Sharif Mohamed, 32, admitted he spent the footballer’s money on clothes for his children and drinks in high-end bars in Ibiza but claimed he was part of a wider group of people who accessed the card and had been made “the fall guy”.

London’s Snaresbrook Crown Court also heard the Barclays Bank card was used at a casino in London, for hotels stays, at a nail salon and for meals at Nando’s and Greggs.

Sentencing Mohamed to three years and eight months in prison, Judge Laurence West-Knights QC said that “staggering sums” of money were stolen.

The court heard the gang made “hundreds of transactions” of varying amounts in an “incredibly intense” period of spending.

Mahrez only spotted that the large amounts had been drained from his card in September 2017, after the scam had been going on for a month, and his bank was forced to reimburse him £175,830.

Mohamed, of Forest Gate, east London, previously claimed another member of the group called the bank pretending to be the footballer and that he was only able to use the card under supervision from others.

The court also heard Mohamed had previous convictions for fraud, including a 22-month suspended sentence in 2016 and an 18-month suspended sentence for bank card fraud in June 2017, just two months before the offence committed against the footballer.

Judge West-Knights said: “Only two months later you were involved in committing these offences with the same man, and possibly with the same others, we don’t know.

“You knew jolly well that you had handed the card over to the rest of your group and they would go off and spend a great deal of money on it.

“The essence of this fraud was that it appears to have been one perpetrated on an individual with a great deal of money, somebody who in fact would not spot these vast sums disappearing from the account at least not straight away.

“It is important for this to work that the card goes on being milked immediately. I think it is just possible that you did hand the card over and they went away (on holiday with it).”

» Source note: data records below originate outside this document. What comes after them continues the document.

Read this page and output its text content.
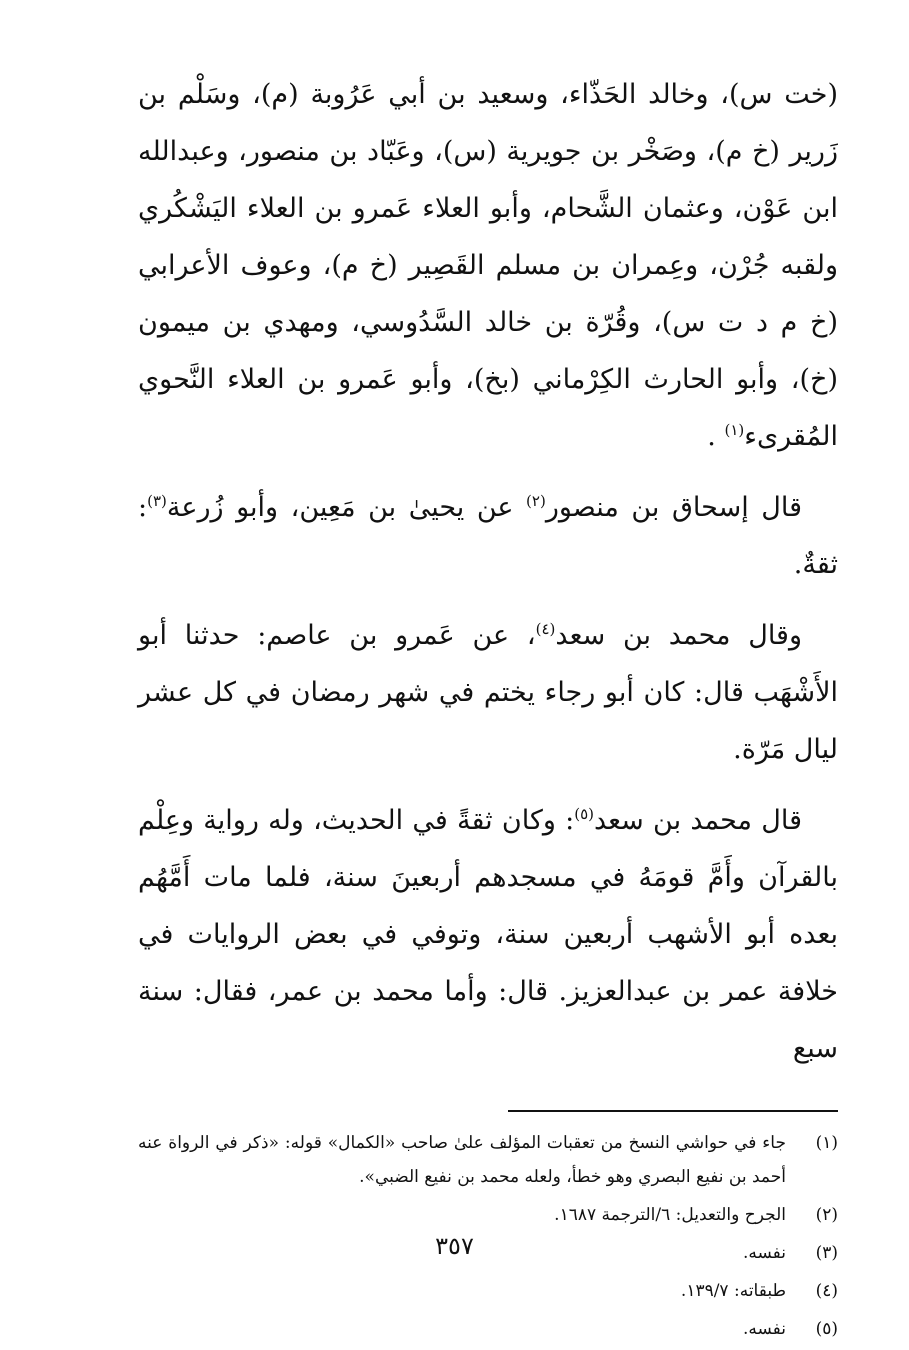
(خت س)، وخالد الحَذّاء، وسعيد بن أبي عَرُوبة (م)، وسَلْم بن زَرير (خ م)، وصَخْر بن جويرية (س)، وعَبّاد بن منصور، وعبدالله ابن عَوْن، وعثمان الشَّحام، وأبو العلاء عَمرو بن العلاء اليَشْكُري ولقبه جُرْن، وعِمران بن مسلم القَصِير (خ م)، وعوف الأعرابي (خ م د ت س)، وقُرّة بن خالد السَّدُوسي، ومهدي بن ميمون (خ)، وأبو الحارث الكِرْماني (بخ)، وأبو عَمرو بن العلاء النَّحوي المُقرىء$^{(١)}$ .

قال إسحاق بن منصور$^{(٢)}$ عن يحيىٰ بن مَعِين، وأبو زُرعة$^{(٣)}$: ثقةٌ.

وقال محمد بن سعد$^{(٤)}$، عن عَمرو بن عاصم: حدثنا أبو الأَشْهَب قال: كان أبو رجاء يختم في شهر رمضان في كل عشر ليال مَرّة.

قال محمد بن سعد$^{(٥)}$: وكان ثقةً في الحديث، وله رواية وعِلْم بالقرآن وأَمَّ قومَهُ في مسجدهم أربعينَ سنة، فلما مات أَمَّهُم بعده أبو الأشهب أربعين سنة، وتوفي في بعض الروايات في خلافة عمر بن عبدالعزيز. قال: وأما محمد بن عمر، فقال: سنة سبع

(١)
جاء في حواشي النسخ من تعقبات المؤلف علىٰ صاحب «الكمال» قوله: «ذكر في الرواة عنه أحمد بن نفيع البصري وهو خطأ، ولعله محمد بن نفيع الضبي».
(٢)
الجرح والتعديل: ٦/الترجمة ١٦٨٧.
(٣)
نفسه.
(٤)
طبقاته: ١٣٩/٧.
(٥)
نفسه.
٣٥٧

Mohamed admitted one count of fraud at a previous hearing at the same court in December.

He told the court two of the names of his alleged accomplices and said that despite going on holiday with them to Ibiza, that he only knew the others as men by the nicknames of Nanna and Chris.

The judge said he was satisfied that Mohamed knows more than the nicknames of the people who he claims were also part of the fraud.

He added that “there is much about what you say which is wholly unreliable”.

The Crown Prosecution Service (CPS) confirmed the victim of the scam was Mahrez – a winger who now plays for Manchester City.

In August 2017, when Mahrez was playing for Leicester City, an individual called his bank requesting a replacement card, according to information provided by the CPS.

The card, from Barclays Bank, was not sent to the player’s address and Mr Mahrez did not receive it.

Transactions made with the card in August and September 2017 included meals at restaurant chain Nando’s as well as payments for hotels and at a nail salon.

It was used to make purchases on a Jet2 flight and money was spent on the Spanish island of Ibiza, including at the Nikki Beach venue.

The card’s usage was cross-referenced with CCTV at cashpoints in a Stratford shopping centre and Leicester Haymarket, which showed Mohamed withdrawing money around 10 times.

He admitted using the card in Leicester and at Aspers Casino in the Westfield shopping centre in Stratford, east London, having been given it by others, as well as on a flight to Ibiza.

Mahrez left for Manchester City for £60 million in the summer of 2018, two years after winning the Premier League title with Leicester City.